Without the cheering and jeering crowds to whip him up, Newt was oddly subdued. That left Mitt in the spotlight, squirming about his tax returns.
When NBC’s Matt Lauer asked multimillionaire Mitt Romney about income inequality and the decline of the middle class, Romney replied, “You know, I think it’s fine to talk about those things in quiet rooms.”
Lauer’s NBC colleague Brian Williams gave Romney and his competitors a chance to discuss issues without the cheering, jeering, booing, embarrassing crowds we have seen in prior GOP debates. Without the roar of the crowd, Newt was much less effective. Like all bullies, he feeds off the mob. But tonight, at the urging of Williams, the crowd was mute and Gingrich’s faux fury, so effective in prior debates, never materialized.
Romney got what he wanted—a quiet room where he could coolly rebut Gingrich’s attacks and then launch his own preprogrammed counterattacks. His super-duper PAC is already savaging Gingrich on television, spending millions to inform Florida Republicans about Gingrich’s ethical woes, his lucrative Beltway consulting gigs, and his sofa sharing with Nancy Pelosi.
This will not, I believe, stop Newt’s momentum. And it does not do anything for the central problems facing Romney’s candidacy: middle-class voters don’t like him and conservative voters don’t trust him. Romney simply cannot connect to what Bill Clinton used to call “walkin’ around folks.” He looked especially phony when talking about undocumented workers “self-deporting” and squirmed when asked about his tax returns.
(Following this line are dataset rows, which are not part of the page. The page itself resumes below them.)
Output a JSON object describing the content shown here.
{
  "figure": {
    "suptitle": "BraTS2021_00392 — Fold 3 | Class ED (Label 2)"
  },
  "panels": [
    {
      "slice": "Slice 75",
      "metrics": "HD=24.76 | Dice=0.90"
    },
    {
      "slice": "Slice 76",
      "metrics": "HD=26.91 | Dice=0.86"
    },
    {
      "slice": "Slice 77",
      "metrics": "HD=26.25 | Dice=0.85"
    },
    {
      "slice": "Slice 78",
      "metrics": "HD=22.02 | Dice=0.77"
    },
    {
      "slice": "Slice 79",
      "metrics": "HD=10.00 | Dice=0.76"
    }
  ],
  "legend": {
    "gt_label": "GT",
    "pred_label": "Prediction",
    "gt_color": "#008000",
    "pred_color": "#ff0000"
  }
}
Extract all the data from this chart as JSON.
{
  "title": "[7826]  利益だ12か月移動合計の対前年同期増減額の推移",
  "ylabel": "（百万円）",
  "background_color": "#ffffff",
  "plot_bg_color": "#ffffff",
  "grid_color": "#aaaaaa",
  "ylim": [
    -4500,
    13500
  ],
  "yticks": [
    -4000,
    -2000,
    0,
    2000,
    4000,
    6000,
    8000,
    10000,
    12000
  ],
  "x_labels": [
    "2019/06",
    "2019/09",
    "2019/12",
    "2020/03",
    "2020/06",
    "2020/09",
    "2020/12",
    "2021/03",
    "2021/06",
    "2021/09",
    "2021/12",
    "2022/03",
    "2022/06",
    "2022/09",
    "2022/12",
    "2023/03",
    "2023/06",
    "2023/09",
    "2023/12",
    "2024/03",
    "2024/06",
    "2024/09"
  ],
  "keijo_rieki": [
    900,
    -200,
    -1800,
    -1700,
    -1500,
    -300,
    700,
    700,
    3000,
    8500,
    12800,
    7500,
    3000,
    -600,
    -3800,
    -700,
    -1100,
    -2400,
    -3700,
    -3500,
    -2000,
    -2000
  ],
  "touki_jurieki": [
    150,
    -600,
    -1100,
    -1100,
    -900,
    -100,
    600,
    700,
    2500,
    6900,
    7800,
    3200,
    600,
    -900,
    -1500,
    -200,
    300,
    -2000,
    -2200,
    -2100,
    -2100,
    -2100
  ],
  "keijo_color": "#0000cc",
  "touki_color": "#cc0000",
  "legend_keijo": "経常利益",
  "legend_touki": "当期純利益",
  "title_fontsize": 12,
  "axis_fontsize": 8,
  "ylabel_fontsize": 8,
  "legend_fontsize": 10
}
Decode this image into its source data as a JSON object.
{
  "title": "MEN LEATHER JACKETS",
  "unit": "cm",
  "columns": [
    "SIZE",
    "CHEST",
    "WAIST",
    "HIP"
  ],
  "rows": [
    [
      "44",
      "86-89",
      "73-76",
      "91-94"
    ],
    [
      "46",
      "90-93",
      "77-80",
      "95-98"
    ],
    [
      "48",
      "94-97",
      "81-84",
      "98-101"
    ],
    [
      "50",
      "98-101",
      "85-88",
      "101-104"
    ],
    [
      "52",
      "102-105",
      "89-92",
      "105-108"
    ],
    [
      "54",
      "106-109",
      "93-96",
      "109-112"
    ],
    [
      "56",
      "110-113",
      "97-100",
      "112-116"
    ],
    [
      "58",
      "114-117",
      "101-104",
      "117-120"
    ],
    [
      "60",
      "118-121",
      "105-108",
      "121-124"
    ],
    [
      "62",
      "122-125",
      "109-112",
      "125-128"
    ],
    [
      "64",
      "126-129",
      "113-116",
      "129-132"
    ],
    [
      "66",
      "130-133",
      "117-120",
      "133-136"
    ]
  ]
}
Indeed, the saddest moment of the debate—perhaps of the entire campaign—was Willard Mitt Romney distancing himself from George Romney. The elder Romney walked out of the 1964 GOP Convention because he believed the party of Lincoln was walking away from civil rights. And when he sought the presidency in 1968 he released 12 years of back tax returns, noting at the time that releasing only one year might allow a politician to clean up his returns knowing he was planning to run for office.
But Romney repudiated his father—sad in any context, but especially when the younger Mitt is so obviously a CEO/governor/millionaire in part because of the advantages his CEO/governor/millionaire father bestowed on him.
“You know,” Mitt said, “I agree with my dad on a lot of things, but we also disagree. And going out with 12 years of returns is not something I’m going to do.” Apparently Romney has placed his filial devotion in the same blind trust in which he has stored his dignity.
The tax issue will continue to dog Romney, even after he releases one or two tax returns. Voters will want to know why Romney reportedly has multimillion-dollar investments in the Caymans. Romney will be asked endlessly what he’s hiding: were there years when he paid even less than 15 percent? Did he ever pay zero—or close to it? These questions simply will not confine themselves to quiet rooms.
Ron Paul and Rick Santorum, two talented debaters who know their minds and are not afraid to speak them (unlike, too often, Romney) were often left in the dust. Santorum was asked about his aggressive intervention in the tragic case of Terri Schiavo, the Floridian whose husband wanted to honor her wish to be disconnected from life support. You could almost see the thought bubble over Newt Gingrich’s head when the topic turned to a helpless woman in a hospital bed: “Obviously, you divorce her.”